The inverse of a function is its reflection over the line y=x
you can find it by swapping the x with the y (although occasionally there can be a problem.)
so
if a function is
y=2+(x-2)^2
then the inverse will be
x=2+(y-2)^2
which simplifies as follows
\(x=2+(y-2)^2\\ x=2+(y^2-4y+4)\\ x=y^2-4y+6\\ x-6=y^2-4y\\ x-6+4=y^2-4y+4\\ x-2=(y-2)^2\\ \pm\sqrt{x-2}=y-2\\ y=2\pm\sqrt{x-2}\\\)
Ok, I have hit a slight problem. Which one will I choose? It is not going to be both.
x>2 and x-2 must be bigger than 0 so that is always true, so that didn't help.
Lets consider the original function some more
\(f(x) =(x-2)^2 +2 \qquad where \qquad x\leq2\)
This is the left side of a concave up parabola with the vertex at (2,2)
So it is always going to be above the line y=x.
So the inverse will always be below the line y=x
This will only be true of the negative case.
This can also be seen from the graph x=(y-2)^2+2 (part of the working above)
which is a sideways parabola and you want the bottom half so you want the neg square root.

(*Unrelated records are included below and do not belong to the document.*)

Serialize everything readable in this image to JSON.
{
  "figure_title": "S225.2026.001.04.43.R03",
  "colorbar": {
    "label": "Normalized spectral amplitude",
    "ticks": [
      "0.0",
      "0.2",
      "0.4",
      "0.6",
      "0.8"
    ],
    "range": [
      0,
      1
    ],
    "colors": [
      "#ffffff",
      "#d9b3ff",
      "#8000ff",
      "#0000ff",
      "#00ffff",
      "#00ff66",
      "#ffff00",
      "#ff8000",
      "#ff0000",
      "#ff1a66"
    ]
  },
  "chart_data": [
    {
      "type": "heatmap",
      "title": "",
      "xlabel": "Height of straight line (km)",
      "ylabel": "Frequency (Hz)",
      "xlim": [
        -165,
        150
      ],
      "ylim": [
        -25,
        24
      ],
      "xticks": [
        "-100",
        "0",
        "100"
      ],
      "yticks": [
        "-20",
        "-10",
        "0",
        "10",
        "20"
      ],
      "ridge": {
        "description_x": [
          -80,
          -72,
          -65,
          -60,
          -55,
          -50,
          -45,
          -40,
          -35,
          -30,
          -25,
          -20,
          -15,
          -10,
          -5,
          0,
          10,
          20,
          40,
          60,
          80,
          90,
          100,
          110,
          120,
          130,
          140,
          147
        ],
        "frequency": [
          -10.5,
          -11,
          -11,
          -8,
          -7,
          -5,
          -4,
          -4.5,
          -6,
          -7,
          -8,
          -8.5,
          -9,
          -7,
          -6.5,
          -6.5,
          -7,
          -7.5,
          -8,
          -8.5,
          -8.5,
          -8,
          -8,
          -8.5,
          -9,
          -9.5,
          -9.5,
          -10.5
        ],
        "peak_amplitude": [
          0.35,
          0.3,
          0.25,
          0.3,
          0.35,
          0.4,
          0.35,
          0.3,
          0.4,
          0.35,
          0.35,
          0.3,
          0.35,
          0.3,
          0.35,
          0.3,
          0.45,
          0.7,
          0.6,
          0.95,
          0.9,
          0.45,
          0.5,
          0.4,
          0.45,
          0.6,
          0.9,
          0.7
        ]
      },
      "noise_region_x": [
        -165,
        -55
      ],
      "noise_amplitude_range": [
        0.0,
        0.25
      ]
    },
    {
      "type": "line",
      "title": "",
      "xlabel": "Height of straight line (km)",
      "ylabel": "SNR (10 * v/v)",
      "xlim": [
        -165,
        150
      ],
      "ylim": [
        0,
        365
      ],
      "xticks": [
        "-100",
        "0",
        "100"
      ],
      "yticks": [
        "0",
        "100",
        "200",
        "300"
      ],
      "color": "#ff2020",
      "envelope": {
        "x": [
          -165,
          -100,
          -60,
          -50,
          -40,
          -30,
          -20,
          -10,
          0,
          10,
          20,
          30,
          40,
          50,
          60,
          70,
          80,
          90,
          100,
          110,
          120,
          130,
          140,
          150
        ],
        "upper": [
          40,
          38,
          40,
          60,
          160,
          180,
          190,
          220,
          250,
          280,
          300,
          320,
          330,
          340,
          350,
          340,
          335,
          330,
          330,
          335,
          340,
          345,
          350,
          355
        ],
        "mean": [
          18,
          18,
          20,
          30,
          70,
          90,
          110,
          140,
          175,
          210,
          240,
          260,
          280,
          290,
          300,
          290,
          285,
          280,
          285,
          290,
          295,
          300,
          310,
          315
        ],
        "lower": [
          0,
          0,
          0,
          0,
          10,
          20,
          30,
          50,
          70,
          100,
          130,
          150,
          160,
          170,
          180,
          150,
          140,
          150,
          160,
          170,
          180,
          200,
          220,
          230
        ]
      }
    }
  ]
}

\(f(x) = \begin{cases} k(x) &\text{if }x>2, \\ 2+(x-2)^2&\text{if }x\leq2. \end{cases}\\ \bf{k(x)=2-\sqrt{x-2}}\)
check:
Here is the graph: https://www.desmos.com/calculator/9ntcun0vs6
Given that there were complications, someone may be able to show you a more straight forward method. Not sure about that.
LaTex:
x=2+(y-2)^2\\
x=2+(y^2-4y+4)\\
x=y^2-4y+6\\
x-6=y^2-4y\\
x-6+4=y^2-4y+4\\
x-2=(y-2)^2\\
\pm\sqrt{x-2}=y-2\\
y=2\pm\sqrt{x-2}\\